The film’s script (by newcomer Eric Singer) hinges on the
interplay between profit mongering at the highest financial
and corporate levels (a family similar to the Agnellis make
an appearance), and elusions of justice between various law-enforcement
agencies. The plot is efficiently mechanical (though Tykwer
can globe-trot with the best of the Bond films); it has some
of the criminal flamboyance of Lords of War but doesn’t
achieve the hothouse, in-house suspense of Michael Clayton.
And Watts is underutilized in a wisp of a role. Owen, however,
electrifies the procedurals like a live wire, and Salinger’s
scenes with the bank’s head of security (Armin Mueller-Stahl),
a former Stasi operative who advises him to go outside of
the law, have a philosophical imperative that you won’t find
in a Bourne caper.
Credit
Crisis
Confessions
of a Shopaholic
Directed
by P.J. Hogan
Did I get this movie because THE powers that be at Metroland
knew that on a recent business trip to Manhattan I returned
trying to conceal two pair of shoes, two handbags, a belt
(but what a belt!), two tops, a dress and a pair of leggings?
I swear, somebody at this paper has seen me trying to nonchalantly
sneak bags of sale merch from my car to my house, and this
is my penance: reviewing Confessions of a Shopaholic.
It should have been titillating fun, but then again, so should
have Sex and the City. The idea that somebody could
literally get off, or at least avoid the panic attack, simply
by immersing herself in Henri Bendel, is not such a stretch.
Indeed, when Holly Golightly proclaimed the innate sanctity
of Tiffany’s, it was considered an inspired bit of wisdom,
if a little nutty; but you throw in a major recession, and
suddenly such thinking is downright unpatriotic. The point
behind Confessions of a Shopaholic, based on two enormously
popular Brit novels, is that one shouldn’t have to find happiness
solely via designer duds, but that one can find happiness
in such things as long as one is also dating a really hot
intellectual sort. The great equalizer, proving that your
Prada shoes and your glitzy bling are really just a lark,
a bit of visual artistry, because you’ve got the brainiac
to prove you’re not all that vain.
Isla Fisher, who is the kind of comedian who brings to mind
Jean Arthur combined with Lucille Ball, plays Rebecca Bloomwood,
the eponymous shopaholic, who gamely takes a stab at writing
about finances for Smart Savings magazine, even though
she’s drowning in credit-card debt. Most of the movie involves
Rebecca’s “madcap” (not really, but this isn’t the 1930s)
efforts to stay one foot ahead of the debt collector; she
shows a talent for making finances seem like, well, shopping.
Her editor, Luke (Hugh Dancy), is a sort of junior version
of Hugh Grant—before the hooker—and therefore he’s dreamy
and a catch. In case we wouldn’t like him enough for being
all that, it is revealed that he’s secretly loaded, but doesn’t
like to use Mummy’s funds.
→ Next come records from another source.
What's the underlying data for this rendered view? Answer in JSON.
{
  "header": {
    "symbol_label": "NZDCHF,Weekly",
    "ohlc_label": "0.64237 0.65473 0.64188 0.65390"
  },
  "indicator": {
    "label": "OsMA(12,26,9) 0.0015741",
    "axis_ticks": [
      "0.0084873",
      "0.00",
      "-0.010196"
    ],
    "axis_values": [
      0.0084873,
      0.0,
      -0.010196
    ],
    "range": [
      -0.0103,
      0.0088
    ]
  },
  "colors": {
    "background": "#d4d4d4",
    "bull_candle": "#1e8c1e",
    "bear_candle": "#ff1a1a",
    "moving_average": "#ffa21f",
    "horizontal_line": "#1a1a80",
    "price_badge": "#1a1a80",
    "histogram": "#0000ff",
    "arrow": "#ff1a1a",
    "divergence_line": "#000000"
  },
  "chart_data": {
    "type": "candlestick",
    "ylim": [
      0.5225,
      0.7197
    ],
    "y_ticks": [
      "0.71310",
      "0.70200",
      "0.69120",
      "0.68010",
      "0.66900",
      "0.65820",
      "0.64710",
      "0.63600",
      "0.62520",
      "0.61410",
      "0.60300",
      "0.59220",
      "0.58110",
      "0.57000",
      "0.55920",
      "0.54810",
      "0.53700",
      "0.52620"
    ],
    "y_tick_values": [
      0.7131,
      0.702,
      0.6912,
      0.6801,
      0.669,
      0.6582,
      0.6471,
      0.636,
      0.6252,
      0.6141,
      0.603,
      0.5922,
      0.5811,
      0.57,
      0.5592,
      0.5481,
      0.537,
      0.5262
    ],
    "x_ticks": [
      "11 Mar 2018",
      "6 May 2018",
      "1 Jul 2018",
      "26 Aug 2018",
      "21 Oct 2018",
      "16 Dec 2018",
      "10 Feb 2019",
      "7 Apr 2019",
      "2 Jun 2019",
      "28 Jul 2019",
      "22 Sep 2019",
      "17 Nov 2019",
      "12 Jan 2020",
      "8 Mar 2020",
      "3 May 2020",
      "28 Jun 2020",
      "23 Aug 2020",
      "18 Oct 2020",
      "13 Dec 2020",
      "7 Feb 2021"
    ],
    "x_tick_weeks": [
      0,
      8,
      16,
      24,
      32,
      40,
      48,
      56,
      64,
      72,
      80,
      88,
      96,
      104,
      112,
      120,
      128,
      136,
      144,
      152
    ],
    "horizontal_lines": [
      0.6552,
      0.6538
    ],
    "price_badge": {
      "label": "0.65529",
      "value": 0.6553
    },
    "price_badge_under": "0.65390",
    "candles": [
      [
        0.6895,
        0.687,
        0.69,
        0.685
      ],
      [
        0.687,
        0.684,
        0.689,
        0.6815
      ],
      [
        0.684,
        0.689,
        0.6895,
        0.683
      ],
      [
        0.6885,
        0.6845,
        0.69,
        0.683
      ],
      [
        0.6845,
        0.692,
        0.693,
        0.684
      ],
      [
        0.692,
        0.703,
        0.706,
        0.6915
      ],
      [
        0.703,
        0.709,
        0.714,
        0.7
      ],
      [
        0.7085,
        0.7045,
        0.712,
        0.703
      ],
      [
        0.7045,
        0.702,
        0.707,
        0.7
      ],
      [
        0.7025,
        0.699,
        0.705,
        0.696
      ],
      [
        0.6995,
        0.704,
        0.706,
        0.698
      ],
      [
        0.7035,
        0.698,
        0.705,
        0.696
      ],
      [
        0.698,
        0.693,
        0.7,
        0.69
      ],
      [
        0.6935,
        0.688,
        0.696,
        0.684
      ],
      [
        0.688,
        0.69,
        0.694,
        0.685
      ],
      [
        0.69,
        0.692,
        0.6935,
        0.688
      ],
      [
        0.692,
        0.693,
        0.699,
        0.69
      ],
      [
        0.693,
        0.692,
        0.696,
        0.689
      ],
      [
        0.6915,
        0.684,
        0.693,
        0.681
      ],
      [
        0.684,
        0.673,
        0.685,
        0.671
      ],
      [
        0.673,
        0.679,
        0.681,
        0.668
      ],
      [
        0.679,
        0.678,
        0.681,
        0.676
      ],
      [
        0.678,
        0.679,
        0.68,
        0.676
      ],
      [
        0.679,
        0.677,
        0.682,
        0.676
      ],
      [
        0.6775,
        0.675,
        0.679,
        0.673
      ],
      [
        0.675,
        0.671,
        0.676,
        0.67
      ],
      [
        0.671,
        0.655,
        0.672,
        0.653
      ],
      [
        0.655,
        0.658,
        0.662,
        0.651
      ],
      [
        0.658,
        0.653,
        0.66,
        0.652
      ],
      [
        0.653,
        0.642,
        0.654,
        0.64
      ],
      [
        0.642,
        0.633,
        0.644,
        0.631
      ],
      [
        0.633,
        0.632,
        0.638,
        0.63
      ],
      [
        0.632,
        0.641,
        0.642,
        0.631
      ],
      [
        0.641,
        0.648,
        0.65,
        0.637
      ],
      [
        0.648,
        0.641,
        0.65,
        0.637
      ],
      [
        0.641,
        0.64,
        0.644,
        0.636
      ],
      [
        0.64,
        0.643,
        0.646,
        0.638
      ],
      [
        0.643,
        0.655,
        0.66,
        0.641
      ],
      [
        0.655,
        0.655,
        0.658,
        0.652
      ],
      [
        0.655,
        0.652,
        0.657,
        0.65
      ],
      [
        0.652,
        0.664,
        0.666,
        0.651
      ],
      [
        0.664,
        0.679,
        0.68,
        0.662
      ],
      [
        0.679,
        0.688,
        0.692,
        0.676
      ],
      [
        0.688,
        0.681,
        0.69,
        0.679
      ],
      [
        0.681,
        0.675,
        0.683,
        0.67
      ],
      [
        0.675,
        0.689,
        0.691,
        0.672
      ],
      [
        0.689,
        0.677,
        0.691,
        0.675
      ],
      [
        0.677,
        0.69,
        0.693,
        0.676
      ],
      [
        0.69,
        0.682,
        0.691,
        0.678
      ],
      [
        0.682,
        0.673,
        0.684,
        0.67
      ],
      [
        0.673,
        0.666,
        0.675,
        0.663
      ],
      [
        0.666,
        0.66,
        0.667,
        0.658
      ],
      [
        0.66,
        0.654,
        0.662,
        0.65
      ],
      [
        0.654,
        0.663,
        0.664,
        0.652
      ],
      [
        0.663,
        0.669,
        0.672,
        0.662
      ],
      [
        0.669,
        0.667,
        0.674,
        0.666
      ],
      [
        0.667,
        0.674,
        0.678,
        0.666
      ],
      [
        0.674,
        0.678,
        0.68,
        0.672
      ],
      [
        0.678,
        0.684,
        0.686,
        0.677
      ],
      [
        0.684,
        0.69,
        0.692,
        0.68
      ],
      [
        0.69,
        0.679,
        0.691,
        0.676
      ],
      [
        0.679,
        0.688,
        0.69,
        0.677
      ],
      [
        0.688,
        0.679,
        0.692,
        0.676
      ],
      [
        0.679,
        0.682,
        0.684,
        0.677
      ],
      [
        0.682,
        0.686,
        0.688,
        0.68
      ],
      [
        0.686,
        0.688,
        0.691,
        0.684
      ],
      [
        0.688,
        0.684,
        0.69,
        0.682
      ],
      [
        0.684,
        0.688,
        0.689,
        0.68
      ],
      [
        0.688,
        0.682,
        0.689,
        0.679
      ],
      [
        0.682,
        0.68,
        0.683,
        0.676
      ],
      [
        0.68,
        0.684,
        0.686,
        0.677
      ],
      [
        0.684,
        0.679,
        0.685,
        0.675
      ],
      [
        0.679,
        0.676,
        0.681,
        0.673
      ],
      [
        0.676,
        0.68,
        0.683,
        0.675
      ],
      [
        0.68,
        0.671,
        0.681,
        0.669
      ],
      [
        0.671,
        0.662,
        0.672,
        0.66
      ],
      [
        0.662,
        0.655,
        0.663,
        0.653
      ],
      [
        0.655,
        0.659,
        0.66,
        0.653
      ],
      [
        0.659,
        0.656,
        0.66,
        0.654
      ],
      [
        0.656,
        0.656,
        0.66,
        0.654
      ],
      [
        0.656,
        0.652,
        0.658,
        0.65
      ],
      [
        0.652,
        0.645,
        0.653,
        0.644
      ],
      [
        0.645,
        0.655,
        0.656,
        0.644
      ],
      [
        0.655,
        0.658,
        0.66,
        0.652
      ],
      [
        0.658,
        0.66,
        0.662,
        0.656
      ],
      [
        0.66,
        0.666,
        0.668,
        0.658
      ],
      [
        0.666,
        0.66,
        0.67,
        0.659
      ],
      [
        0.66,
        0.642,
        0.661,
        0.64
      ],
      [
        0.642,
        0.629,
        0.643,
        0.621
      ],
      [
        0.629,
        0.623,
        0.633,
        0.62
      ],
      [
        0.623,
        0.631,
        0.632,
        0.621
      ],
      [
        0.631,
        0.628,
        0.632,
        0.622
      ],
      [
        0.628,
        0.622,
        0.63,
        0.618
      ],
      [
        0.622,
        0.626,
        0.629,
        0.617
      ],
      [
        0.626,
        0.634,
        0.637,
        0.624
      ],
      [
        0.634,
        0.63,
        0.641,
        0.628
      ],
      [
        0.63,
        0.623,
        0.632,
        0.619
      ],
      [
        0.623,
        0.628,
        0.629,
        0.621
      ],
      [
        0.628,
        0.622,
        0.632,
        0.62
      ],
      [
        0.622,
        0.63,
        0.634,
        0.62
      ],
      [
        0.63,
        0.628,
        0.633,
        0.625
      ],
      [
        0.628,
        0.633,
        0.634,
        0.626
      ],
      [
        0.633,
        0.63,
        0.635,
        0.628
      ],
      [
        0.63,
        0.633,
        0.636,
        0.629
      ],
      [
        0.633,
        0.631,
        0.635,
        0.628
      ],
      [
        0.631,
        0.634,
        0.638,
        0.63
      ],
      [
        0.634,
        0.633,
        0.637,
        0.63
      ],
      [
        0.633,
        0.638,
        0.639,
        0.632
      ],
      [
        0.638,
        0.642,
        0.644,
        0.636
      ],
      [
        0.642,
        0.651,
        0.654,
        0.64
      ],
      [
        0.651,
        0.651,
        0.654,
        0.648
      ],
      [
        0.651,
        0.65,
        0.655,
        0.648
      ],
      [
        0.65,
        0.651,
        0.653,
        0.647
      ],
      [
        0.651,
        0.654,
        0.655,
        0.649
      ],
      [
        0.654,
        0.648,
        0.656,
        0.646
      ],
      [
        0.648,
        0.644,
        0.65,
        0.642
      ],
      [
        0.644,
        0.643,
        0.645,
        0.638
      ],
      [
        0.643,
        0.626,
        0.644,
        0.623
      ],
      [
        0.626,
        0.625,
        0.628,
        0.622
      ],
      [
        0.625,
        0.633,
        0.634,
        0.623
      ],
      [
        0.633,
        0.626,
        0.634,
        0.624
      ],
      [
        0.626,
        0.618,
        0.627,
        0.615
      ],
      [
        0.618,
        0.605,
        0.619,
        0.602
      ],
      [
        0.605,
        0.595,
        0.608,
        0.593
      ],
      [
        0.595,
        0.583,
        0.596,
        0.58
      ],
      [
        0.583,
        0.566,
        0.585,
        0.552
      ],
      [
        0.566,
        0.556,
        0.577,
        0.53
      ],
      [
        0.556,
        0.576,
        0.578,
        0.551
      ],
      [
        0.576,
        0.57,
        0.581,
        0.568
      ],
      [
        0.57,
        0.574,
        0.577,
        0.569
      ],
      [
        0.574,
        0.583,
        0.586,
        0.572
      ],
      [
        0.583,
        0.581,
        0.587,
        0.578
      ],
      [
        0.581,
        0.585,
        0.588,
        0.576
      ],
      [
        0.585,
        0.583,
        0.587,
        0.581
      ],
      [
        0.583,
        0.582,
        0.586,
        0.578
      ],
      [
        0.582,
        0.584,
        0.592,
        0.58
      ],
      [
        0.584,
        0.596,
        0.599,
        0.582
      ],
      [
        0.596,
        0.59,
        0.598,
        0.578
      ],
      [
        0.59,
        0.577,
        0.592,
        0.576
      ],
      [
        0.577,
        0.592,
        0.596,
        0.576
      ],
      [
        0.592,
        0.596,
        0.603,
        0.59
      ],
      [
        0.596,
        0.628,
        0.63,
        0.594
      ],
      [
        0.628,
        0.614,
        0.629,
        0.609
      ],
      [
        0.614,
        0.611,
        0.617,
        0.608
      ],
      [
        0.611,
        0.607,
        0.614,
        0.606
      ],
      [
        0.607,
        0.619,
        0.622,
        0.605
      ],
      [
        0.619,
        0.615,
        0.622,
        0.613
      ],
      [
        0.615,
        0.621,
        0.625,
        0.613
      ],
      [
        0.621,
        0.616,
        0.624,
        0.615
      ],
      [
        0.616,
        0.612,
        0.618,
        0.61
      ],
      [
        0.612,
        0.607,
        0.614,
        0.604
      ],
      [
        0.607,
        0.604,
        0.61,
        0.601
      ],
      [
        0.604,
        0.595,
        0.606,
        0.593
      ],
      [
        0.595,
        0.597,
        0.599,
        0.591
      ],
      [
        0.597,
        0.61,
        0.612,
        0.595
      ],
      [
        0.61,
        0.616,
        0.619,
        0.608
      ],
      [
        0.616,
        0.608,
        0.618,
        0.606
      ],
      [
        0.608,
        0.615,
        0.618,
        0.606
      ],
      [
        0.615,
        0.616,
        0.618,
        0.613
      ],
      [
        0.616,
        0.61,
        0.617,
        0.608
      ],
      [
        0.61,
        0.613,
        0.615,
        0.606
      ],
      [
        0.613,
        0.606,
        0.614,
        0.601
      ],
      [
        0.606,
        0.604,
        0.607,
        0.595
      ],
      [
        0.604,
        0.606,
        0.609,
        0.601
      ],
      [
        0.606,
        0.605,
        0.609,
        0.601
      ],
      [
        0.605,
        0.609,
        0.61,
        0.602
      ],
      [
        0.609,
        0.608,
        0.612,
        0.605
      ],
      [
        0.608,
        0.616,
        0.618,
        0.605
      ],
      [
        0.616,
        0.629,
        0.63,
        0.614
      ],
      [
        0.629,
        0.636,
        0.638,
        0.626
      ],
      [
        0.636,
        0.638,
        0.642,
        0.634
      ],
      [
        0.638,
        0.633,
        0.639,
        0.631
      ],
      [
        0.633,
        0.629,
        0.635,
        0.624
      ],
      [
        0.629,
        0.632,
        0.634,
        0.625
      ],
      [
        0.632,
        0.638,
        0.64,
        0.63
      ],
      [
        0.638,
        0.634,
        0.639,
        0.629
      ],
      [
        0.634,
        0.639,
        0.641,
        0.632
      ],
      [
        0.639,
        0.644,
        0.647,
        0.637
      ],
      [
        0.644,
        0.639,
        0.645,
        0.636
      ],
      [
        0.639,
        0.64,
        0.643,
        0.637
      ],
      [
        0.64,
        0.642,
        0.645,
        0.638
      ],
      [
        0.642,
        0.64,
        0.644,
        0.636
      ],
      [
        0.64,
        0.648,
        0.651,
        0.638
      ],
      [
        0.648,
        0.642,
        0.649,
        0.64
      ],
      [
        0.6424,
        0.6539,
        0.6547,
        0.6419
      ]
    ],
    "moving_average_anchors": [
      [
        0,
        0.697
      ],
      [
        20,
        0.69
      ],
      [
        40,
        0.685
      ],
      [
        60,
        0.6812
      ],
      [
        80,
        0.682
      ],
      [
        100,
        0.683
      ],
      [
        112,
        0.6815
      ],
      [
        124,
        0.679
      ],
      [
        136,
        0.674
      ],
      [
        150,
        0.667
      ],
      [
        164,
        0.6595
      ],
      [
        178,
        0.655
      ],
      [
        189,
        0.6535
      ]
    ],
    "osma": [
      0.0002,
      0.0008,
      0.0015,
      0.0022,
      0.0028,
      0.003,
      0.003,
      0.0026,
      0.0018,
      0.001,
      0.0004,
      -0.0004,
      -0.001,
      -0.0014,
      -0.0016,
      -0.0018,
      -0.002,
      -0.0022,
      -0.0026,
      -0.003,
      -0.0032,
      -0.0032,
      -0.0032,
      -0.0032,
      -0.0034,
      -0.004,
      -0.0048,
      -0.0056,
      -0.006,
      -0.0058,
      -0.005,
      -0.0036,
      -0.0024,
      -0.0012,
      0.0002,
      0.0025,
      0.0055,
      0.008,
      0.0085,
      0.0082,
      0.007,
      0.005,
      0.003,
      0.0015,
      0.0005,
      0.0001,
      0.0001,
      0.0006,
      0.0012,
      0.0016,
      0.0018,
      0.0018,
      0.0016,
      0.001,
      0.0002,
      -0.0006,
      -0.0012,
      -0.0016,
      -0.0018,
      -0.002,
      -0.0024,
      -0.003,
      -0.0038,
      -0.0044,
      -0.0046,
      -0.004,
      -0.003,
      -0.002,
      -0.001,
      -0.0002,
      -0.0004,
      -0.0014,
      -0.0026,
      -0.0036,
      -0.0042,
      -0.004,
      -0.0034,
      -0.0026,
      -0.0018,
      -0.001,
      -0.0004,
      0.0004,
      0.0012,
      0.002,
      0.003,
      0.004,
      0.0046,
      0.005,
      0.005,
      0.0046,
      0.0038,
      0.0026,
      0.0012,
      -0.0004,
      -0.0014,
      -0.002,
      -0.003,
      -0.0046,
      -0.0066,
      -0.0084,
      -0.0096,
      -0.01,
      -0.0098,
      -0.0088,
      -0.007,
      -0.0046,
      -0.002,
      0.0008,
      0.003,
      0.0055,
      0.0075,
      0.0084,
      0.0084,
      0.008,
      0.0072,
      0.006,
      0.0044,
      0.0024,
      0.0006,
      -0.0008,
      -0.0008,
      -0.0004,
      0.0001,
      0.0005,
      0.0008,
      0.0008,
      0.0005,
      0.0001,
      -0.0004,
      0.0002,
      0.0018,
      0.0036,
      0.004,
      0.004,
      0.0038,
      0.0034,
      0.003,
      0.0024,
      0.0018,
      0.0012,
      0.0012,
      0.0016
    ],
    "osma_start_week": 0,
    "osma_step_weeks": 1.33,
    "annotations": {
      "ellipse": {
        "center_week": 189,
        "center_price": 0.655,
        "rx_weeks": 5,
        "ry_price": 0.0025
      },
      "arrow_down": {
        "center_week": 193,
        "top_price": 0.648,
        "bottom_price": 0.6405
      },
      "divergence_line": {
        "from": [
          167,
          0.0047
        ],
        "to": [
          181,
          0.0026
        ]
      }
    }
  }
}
What’s not to like about that kind
of security net?
Too much of Confessions is about Fisher straddling
or seemingly humping innocent passersby, such as a-must-be-desperate-for-employment
Vanessa Redgrave, who, the title credits tell us, is “Drunken
Lady at Party.” This is unfortunate, as the actress seems
supremely capable of delivering pure physical comedy, and
does so to a small extent in a dance bit that could have been
all fluttery and cow-eyed. Not enough is made of the catch-22
that many young people find themselves in, when trying to
fit into a certain career or lifestyle, but doing so on a
shoestring budget. That everything these days is based in
large part solely on image is understood; the fact that Confessions
takes its heroine’s underlying rationalization for her outré
spending as a cute weakness, not so understandable.